Forum konie »

kaloszki dla konia

jakby nie patrzył - chodzi o to, ze kaloszi rzep są OK, a problem jest z nitką - czyli bardzo łątwy do naprawienia i nie ma co sie denerwowac 😉
Dlatego też jeśli kaloszki są z materiału, a rzep się urwał to nie skreślałabym ich od razu 😉 Inna historia jak się rozlecą w pół (jak moje gumowe)...
ja mam dwa komplety kaloszy- horze i shires. obydwa sobie chwale.
ja mam horze, te zwykłe, najzwyklejsze neoprenowe. obtarły...
Będę miała teraz okutego konia na przód. Rozumiem, że powinnam zaopatrzyć się w kaloszki.  Tak?  👀
zalezy. jesli bedzie sobie sciagal podkowy to tak. jesli bedzie kaleczyl koronki lub piektki to tez tak. jesli nie to nie potrzebujesz.
Napisałam już w wątku o ochraniaczach ale co tam...
Czy ktoś ma lub miał te niby kaloszki od veredusów piaffów evo? Kupiłam te ochraniacze ale obcierają mojego kobylaka w piętki, mimo że objętościowo są idealne... więc pomyślałam o takim cudzie ale wole pierw znać zdanie kogoś kto używał nim wydam kolejną kupę szmalu 🤔wirek:
katija dzięki wielkie  :kwiatek:
Fantazja spoko, szybko sie zorientujesz czy kalosze potrzebne  😉  ja mam specjaliste od robienia dziwnych rzeczy z nogami. jest czas, kiedy musze go na padok w kaloszach puszczac, bo kucie co dwa dni jest troche upierdliwe...
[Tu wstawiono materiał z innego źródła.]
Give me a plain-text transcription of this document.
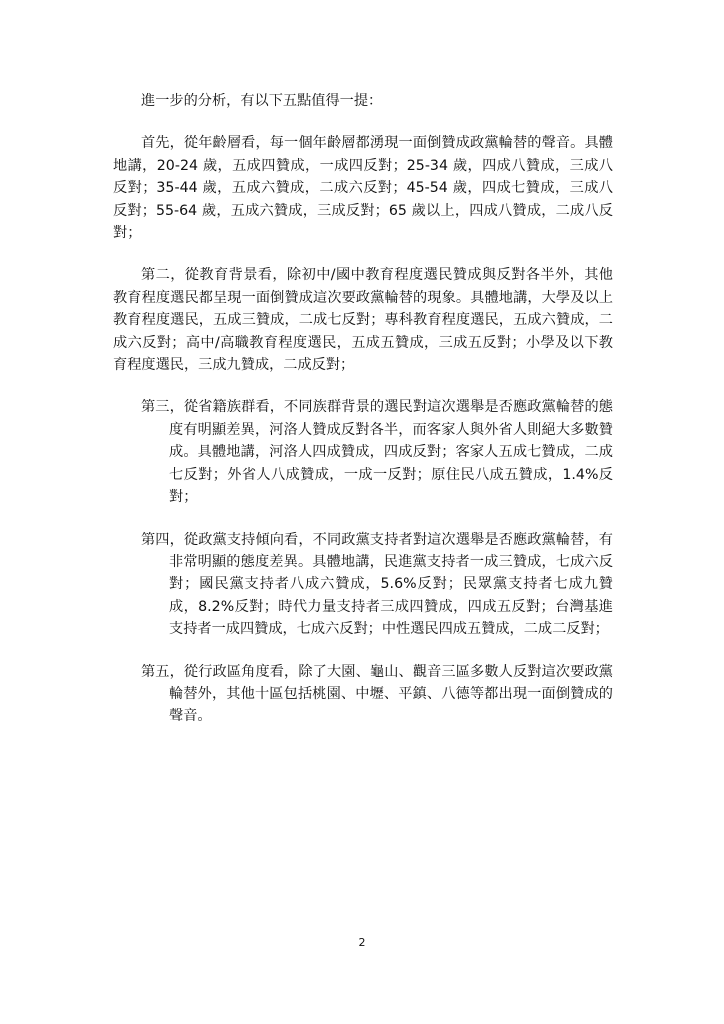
進一步的分析，有以下五點值得一提：

首先，從年齡層看，每一個年齡層都湧現一面倒贊成政黨輪替的聲音。具體地講，20-24 歲，五成四贊成，一成四反對；25-34 歲，四成八贊成，三成八反對；35-44 歲，五成六贊成，二成六反對；45-54 歲，四成七贊成，三成八反對；55-64 歲，五成六贊成，三成反對；65 歲以上，四成八贊成，二成八反對；

第二，從教育背景看，除初中/國中教育程度選民贊成與反對各半外，其他教育程度選民都呈現一面倒贊成這次要政黨輪替的現象。具體地講，大學及以上教育程度選民，五成三贊成，二成七反對；專科教育程度選民，五成六贊成，二成六反對；高中/高職教育程度選民，五成五贊成，三成五反對；小學及以下教育程度選民，三成九贊成，二成反對；

第三，從省籍族群看，不同族群背景的選民對這次選舉是否應政黨輪替的態度有明顯差異，河洛人贊成反對各半，而客家人與外省人則絕大多數贊成。具體地講，河洛人四成贊成，四成反對；客家人五成七贊成，二成七反對；外省人八成贊成，一成一反對；原住民八成五贊成，1.4%反對；

第四，從政黨支持傾向看，不同政黨支持者對這次選舉是否應政黨輪替，有非常明顯的態度差異。具體地講，民進黨支持者一成三贊成，七成六反對；國民黨支持者八成六贊成，5.6%反對；民眾黨支持者七成九贊成，8.2%反對；時代力量支持者三成四贊成，四成五反對；台灣基進支持者一成四贊成，七成六反對；中性選民四成五贊成，二成二反對；

第五，從行政區角度看，除了大園、龜山、觀音三區多數人反對這次要政黨輪替外，其他十區包括桃園、中壢、平鎮、八德等都出現一面倒贊成的聲音。

2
Mam problem - mój koń ma rozwalone kopyto na samym dole puszki i już raz ściągnął sobie niedawno podkowę ze sporym kawałem kopyta, więc teraz póki mu się nie zrośnie do końca ta uszkodzona część (ale gmatwam, omg) musi chodzić w kaloszkach. No więc kupiłam mu kaloszki w Decathlonie, bo je wszyscy b. zachwalali i się obtarł akurat na tej nodze, w której ma rozwalone kopyto  🤔 Dosyć mocno się obtarł, do krwi i dość głęboko. Zagencjanowałam mu to i ładnie zaschło, a dzisiaj znowu bach - dziura, że hej. Co z tym zrobić? Nie może chodzić bez, bo jednak kopyto ważniejsze... Może ciaśniej zapiąć? Czymś poślizgowym posmarować? jakoś to miejsce osłonić? Jakieś pomysły?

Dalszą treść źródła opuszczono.